2010年05月08日
福巴越嶺古道−1
【写真説明】左写真は台湾紅檜(ベニヒ)の一大原生林が残る拉拉山(ララ山)自然保護区入口ゲート。ゲートを通過する自動車道も福巴越嶺古道の一部である。左二枚の写真は古道沿線に林務局が500メートル置きに敷設した里程標。中央写真はララ山側古道入口の里程標、自然保護区内にあり、2004年3月撮影、敷設後間もなくまだ真新しい。右写真は、台北県烏来郷福山側入口の里程標で、2008年10月撮影。四年半で大分くたびれた。
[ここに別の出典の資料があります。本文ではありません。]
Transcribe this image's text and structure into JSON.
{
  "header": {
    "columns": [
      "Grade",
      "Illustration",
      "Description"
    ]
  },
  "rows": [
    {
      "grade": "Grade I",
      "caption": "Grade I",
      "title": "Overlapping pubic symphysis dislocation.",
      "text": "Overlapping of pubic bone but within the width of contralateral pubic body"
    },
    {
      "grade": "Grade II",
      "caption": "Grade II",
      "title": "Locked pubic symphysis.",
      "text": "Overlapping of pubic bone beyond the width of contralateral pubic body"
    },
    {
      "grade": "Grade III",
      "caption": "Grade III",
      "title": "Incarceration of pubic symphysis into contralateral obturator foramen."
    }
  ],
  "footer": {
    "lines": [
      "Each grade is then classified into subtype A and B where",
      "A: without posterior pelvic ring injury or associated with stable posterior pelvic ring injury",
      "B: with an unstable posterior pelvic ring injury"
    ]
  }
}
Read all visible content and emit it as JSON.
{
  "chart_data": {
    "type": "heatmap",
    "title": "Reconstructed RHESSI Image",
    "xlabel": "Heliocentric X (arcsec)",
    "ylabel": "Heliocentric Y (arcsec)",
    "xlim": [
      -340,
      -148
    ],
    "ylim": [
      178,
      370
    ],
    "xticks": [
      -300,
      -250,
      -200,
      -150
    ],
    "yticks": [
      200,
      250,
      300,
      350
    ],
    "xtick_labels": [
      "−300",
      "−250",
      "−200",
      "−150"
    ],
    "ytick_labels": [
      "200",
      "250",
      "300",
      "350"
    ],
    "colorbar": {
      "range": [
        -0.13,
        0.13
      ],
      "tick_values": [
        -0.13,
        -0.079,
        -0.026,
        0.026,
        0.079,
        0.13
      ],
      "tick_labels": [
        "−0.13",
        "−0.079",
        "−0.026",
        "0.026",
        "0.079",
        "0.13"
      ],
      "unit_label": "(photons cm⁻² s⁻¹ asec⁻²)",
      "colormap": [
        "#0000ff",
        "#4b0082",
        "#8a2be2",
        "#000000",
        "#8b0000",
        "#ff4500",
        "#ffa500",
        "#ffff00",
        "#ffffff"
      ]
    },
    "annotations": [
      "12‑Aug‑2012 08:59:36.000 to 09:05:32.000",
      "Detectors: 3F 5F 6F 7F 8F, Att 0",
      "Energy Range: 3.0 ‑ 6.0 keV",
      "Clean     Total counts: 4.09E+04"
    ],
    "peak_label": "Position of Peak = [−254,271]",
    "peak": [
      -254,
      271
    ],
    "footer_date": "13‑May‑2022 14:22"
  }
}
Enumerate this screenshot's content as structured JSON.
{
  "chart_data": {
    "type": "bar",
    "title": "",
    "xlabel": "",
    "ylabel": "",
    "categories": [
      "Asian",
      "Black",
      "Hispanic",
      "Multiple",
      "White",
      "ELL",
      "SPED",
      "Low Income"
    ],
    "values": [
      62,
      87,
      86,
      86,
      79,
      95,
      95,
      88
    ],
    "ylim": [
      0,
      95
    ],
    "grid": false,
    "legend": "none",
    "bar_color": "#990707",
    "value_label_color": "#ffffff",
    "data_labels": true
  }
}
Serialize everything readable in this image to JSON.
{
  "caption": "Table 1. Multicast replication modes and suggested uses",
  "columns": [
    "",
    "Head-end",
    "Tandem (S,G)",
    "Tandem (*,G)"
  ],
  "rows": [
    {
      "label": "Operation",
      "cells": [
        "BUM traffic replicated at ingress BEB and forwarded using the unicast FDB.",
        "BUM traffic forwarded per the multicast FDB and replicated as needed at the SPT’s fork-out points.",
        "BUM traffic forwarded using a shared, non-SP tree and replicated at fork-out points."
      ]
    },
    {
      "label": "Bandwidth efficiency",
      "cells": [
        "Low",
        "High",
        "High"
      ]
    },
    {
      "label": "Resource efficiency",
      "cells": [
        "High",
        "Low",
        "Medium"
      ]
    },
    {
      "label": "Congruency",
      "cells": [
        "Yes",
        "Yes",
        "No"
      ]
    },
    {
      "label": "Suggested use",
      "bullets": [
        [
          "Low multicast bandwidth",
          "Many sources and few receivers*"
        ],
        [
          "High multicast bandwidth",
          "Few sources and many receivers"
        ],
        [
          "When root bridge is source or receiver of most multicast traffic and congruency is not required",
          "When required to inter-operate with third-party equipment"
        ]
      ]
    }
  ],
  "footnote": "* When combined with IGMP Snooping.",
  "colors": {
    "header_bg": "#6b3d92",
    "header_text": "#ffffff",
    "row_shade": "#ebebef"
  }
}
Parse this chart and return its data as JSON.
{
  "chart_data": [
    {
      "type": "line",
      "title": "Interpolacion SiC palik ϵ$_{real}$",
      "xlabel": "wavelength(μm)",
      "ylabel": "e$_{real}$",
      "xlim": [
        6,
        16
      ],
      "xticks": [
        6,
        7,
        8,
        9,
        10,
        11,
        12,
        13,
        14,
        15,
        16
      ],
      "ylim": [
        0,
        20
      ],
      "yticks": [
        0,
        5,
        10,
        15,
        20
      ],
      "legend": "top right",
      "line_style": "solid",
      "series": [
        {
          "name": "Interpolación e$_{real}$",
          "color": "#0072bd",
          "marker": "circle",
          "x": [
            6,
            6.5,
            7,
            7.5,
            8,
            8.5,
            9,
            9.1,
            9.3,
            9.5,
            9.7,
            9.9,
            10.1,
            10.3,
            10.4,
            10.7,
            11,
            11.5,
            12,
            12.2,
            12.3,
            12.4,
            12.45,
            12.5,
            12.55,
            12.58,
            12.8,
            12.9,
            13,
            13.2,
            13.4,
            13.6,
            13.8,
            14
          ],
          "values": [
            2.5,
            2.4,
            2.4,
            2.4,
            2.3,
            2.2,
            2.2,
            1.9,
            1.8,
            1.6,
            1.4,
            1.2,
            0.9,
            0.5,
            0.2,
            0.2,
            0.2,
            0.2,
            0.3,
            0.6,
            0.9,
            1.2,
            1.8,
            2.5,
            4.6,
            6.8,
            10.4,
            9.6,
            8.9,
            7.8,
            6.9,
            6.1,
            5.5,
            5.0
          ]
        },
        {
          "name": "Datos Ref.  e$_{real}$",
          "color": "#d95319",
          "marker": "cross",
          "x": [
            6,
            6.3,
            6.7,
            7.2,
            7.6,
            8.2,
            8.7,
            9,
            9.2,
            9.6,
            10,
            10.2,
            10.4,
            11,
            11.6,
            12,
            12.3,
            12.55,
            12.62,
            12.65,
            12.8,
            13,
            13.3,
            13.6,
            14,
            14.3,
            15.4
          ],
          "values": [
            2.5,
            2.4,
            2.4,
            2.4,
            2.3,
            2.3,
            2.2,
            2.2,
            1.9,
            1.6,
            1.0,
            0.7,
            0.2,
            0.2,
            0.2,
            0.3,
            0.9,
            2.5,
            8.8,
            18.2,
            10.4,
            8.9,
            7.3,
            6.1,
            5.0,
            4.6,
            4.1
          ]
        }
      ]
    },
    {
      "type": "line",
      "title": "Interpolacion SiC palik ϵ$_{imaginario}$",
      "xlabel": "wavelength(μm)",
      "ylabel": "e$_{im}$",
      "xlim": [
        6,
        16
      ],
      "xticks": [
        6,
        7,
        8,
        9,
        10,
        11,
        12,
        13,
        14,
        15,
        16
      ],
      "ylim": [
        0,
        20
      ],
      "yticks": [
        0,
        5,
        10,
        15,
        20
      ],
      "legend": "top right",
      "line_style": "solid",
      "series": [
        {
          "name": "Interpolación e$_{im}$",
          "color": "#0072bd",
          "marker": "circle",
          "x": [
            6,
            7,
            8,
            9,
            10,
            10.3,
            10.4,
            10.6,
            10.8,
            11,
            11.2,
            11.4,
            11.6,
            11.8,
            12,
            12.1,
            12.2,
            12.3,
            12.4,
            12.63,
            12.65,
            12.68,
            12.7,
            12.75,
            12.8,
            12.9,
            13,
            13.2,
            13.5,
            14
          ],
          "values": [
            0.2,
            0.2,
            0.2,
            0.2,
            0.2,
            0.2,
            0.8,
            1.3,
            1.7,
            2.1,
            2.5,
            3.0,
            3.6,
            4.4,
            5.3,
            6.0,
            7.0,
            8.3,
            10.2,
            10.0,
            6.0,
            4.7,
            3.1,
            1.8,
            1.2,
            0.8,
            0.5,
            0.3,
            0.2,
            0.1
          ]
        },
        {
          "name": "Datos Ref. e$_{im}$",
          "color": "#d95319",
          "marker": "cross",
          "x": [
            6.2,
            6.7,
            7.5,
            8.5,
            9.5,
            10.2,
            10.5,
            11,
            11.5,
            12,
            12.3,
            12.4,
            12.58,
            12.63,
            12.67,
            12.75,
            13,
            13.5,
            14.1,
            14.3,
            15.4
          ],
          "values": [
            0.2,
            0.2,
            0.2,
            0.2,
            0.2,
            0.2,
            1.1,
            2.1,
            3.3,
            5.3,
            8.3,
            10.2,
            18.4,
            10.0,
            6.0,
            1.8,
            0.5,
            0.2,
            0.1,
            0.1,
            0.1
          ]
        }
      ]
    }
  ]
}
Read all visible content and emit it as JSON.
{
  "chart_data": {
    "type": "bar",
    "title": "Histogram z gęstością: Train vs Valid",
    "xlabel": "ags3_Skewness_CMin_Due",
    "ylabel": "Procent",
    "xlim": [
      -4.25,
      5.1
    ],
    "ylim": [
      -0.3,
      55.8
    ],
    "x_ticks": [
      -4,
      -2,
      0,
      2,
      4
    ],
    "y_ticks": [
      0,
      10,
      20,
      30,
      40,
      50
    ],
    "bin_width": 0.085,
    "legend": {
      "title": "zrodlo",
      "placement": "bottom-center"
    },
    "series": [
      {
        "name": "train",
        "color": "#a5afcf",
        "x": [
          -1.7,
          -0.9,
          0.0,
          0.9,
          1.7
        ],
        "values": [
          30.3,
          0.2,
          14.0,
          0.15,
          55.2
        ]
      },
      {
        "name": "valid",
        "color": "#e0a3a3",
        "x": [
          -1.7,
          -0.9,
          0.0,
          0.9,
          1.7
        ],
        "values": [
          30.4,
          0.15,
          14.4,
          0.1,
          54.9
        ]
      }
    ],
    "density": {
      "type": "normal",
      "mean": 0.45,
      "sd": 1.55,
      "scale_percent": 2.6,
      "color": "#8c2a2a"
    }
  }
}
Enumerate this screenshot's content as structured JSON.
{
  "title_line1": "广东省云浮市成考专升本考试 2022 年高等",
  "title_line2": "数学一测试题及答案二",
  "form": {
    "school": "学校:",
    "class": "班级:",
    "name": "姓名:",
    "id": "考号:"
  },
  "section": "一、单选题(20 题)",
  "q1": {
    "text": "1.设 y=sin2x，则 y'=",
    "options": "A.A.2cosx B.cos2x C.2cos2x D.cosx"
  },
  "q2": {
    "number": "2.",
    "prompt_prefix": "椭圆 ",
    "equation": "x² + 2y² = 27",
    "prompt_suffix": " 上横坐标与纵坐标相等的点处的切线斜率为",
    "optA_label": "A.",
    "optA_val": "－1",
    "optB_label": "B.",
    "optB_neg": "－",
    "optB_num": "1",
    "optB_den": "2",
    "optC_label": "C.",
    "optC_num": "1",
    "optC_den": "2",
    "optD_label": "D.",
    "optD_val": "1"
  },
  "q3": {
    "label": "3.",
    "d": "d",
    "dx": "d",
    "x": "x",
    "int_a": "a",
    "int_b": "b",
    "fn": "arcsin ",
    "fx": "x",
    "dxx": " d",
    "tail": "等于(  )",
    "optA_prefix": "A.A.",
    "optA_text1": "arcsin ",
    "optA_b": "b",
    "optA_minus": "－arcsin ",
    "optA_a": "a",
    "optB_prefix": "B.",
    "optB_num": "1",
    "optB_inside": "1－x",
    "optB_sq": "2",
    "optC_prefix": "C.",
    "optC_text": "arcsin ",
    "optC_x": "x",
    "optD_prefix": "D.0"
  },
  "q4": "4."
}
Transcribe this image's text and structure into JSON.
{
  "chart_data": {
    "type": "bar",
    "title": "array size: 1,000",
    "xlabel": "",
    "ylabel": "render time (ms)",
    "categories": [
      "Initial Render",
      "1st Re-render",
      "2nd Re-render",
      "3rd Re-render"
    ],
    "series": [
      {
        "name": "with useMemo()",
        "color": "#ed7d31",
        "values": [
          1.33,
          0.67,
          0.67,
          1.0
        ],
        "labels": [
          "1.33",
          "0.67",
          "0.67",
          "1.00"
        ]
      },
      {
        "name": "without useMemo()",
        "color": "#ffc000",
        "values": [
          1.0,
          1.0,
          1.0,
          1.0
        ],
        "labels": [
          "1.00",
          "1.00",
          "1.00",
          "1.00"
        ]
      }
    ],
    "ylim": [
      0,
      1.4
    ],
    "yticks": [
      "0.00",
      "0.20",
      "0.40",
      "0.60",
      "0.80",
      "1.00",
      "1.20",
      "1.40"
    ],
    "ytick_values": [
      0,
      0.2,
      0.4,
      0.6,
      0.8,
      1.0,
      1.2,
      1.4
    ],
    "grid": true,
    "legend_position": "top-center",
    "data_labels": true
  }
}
福巴越嶺古道は、台湾北部では過去紹介した霞喀羅古道(石鹿古道)と共に、林務局が力を入れ整備し、ハイカーに人気のある古道である。古道の最終形態は、現在の台北県烏来郷烏来(日本時代:ウライ社)と桃園県復興郷巴稜(バロン社)との間を結んでいた拉拉山(ララ山)越えの原住民に対する警備道(「理蕃道」)であるが、実際は沿線のタイヤル族に依って狩猟道、婚姻道として数百年来歩かれて来た道だ。
このように烏来地区と外部地域を結んでいる古道は福巴古道以外に、哈盆古道、桶後古道と呼ばれるものがあり、いずれも最終形態は原住民に対する警備道だったものだが、これら三本の中では福巴古道が最も良く整備されている為、週末は多くのハイカーで賑っている。
現在台北地区と宜蘭県を雪山山脈越えで結んでいる自動車道は二本ある。一本は国道5号線(通称「北宜高速公路」、正式名称「蒋渭水高速公路」)で、もう一本は省道9号線(「北部横貫公路」、通称「北横」、註参照)だ。後者は桃園県大渓鎮大渓と宜蘭県宜蘭市街との間を結んでいる全長約130キロの自動車道である。この北横のベースになったのは、日本時代、西は大渓側の軽便鉄道終点角板山に始まり、タイヤル族の集落を結びながら雪山山脈を越えて蘭陽渓(日本時代は濁水)に降り、羅東市街から三星まで伸びていた軽便鉄道終点に至る警備道で、今は角板山古道とも呼ぶ人もある。大渓と、北横が蘭陽渓に降り切る地点である棲蘭間の凡そ中間地点にあるのが巴稜、旧バロン社で、ここから北のウライとの間を繋いでいた警備道が現在の福巴越嶺古道である。>(メルマガ「台湾の声」2009年10月7日掲載分の一部を改編)次回へ続く...
(註)「省道」は本来は「国道」と称すべきものだが、行政院交通部は未だに変更していないので現在の呼称に従った。現在の台湾で「国道」とは高速公路(道路)に対する呼称である。